On March 17, 1942, Belzec began operating as a killing center to murder en masse Jews, Poles, Roma (Gypsies), and Soviet prisoners of war using carbon monoxide gas. Belzec was the first of three camps, known as the Operation Reinhard camps. These camps (Belzec, Sobibor, and Treblinka) were modeled on the T4 euthanasia program in which carbon monoxide gas was used to kill physically or mentally disabled people.
The camps were named for SS General Reinhard Heydrich, head of the Reich Security Main Office (RSHA) and chair of the Wannsee conference in January 1942. In the fall of 1941, the Nazis developed these secret camps as a solution to what they deemed the “Jewish Question,” the solution being to murder Jews within German-occupied or annexed territories. The RSHA was responsible for the deportation of European Jews to these killing centers.
The Operation Reinhard camps were located in the General Government. This area of German-occupied Poland included the districts of Radom, Warsaw, Lublin, Krakow, and, after the summer of 1941, Galicia. It did not include western regions of Poland that where annexed to Germany or eastern regions of Poland that were formerly occupied by the Soviet Union, other than Galicia.
Jews, Poles, Roma (Gypsies), and Soviet prisoners of war were transported to Belzec, Sobibor, and Treblinka. Upon arrival at the killing centers, the majority were sent to undressing stations and then to showers where they were murdered by carbon monoxide gas. Only a few who were deemed “fit” for labor in the Sonderkommandos, special units used for tasks such as burying and cremating the bodies of the dead, were spared.
From March 1942 until December 1942, Belzec was operational as a killing center. The labor camp Majdanek assisted Belzec with its killing operations during the fall of 1942. Sobibor functioned as a death camp from May 1942 until October 1943, while Treblinka served as a killing center from July 1942 until August 1943. More than one million Jews were murdered at the Operation Reinhard camps. Only an estimated 200 people who had managed to escape from the three killing centers survived the war. Most of those who survived escaped during uprisings at Sobibor and Treblinka.

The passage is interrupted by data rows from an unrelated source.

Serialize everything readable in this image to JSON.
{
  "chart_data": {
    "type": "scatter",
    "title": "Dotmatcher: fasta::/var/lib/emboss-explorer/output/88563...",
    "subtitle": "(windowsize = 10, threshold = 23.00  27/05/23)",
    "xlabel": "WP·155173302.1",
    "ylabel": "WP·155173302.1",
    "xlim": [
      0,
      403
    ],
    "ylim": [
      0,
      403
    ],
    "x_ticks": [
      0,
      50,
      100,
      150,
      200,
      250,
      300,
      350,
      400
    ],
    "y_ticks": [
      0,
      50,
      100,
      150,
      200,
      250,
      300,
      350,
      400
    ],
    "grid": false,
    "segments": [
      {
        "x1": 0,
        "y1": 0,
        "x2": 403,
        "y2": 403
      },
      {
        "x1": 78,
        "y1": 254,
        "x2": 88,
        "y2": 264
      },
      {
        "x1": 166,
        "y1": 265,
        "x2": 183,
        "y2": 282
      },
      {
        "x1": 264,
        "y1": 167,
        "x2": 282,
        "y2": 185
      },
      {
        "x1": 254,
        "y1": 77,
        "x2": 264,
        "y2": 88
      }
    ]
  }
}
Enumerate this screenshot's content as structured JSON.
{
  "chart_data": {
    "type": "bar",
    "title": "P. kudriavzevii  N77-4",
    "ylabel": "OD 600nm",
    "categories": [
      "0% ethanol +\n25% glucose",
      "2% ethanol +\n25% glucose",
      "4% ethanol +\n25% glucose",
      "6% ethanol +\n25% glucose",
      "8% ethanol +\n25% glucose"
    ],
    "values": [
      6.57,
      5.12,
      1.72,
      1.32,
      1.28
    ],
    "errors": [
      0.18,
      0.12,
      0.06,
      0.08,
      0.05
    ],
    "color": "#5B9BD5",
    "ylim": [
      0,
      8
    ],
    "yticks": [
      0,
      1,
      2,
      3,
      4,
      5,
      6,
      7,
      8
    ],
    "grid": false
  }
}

Have students examine the gradual development of the killing centers. You can highlight how the majority of the Jewish community in Europe (other than in Hungary, Bulgaria, and Denmark) was murdered prior to the end of 1943. While many students may already know about Auschwitz, it is important for them to understand the history of the killing centers – institutions which were constructed for the sole purpose of killing human beings.